One of the benefits of character-based modeling is that any sequence of characters can be modeled, thus allowing better modeling of rare word variants. We empirically confirmed this by observing the average negative logarithm probability of the sub-word level and the character-level decoder. As the frequency of words declines, the gap between the two increases. This is shown in Figure 2 (right) and explains one of the reasons behind the success of character level decoding in our experiments (we defined diff (x, y) = x - y).

(3) Can the character-level decoder soft-align between the original word and the target character?

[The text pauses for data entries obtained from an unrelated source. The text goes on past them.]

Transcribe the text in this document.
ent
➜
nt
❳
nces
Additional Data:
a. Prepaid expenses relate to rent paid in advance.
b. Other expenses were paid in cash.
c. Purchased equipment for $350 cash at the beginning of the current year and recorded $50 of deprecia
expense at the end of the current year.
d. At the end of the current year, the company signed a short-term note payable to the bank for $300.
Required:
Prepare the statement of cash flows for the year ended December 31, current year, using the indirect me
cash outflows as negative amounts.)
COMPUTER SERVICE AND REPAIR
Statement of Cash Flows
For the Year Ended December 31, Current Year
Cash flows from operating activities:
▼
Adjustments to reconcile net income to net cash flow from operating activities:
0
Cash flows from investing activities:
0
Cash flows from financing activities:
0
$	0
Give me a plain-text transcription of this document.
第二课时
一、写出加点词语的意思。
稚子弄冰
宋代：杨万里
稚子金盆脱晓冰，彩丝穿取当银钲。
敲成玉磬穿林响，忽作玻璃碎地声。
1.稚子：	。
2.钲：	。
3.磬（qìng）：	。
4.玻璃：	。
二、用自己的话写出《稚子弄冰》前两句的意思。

In Figure 3 (left), we show an example of soft alignment of source sentences, "Two sets of light so close to one another". Clearly, the character-level translation model well captures the alignment between the source and target characters. We observe that the character-level decoder correctly aligns the "lights" and "sets of" when generating a German compound word "Lichtersets" (a combination of the lights) (see enlarged version in Figure 3 (right) ). This behavior also appears similarly in the English word "one another" and the German word "einaner" (editor's note: both meaning "mutually"), which does not mean that there is an alignment between the original word and the target character. Instead, this means that the intrinsic state of the character-level decoder—benchmarks or double metrics—perfectly captures the meaningful part of the character so that the model can match it to the larger part (sub-word) of the source sentence. .

(4) How fast does the character-level decoder decode?

We used the single Titan X GPU on the newstest - 2013 body (En-De) to evaluate the sub-word level reference decoding speed, character level reference, and character level dual-metric decoder. The sub-word level reference decoder produces 31.9 words per second, and the character-level reference decoder and the character-level dual-metric decoder generate 27.5 words and 25.6 words per second, respectively. Note that this is evaluated in an online setting, where we perform continuous translations and translate only one sentence at a time. Translating in batch settings may differ from these results.

8. Conclusion

In this paper, we study a basic problem, that is, whether a recently proposed neural machine translation system can directly handle translation at the character level without any word segmentation. We focus on the target, where one decoder needs to generate one character at a time while soft-aligning between the target character and the source subword. Our extensive experimentation utilizes four language pairs—En-Cs, En-De, En-Ru, and En-Fi—which are powerful proofs of character-level neural machine translation that are possible and actually benefit from it. .

Our results have a limitation: we use subcharacters on the source side. However, this allows us to obtain more detailed analysis, but in the future we must investigate another setting where the source party is also characterized as a character sequence.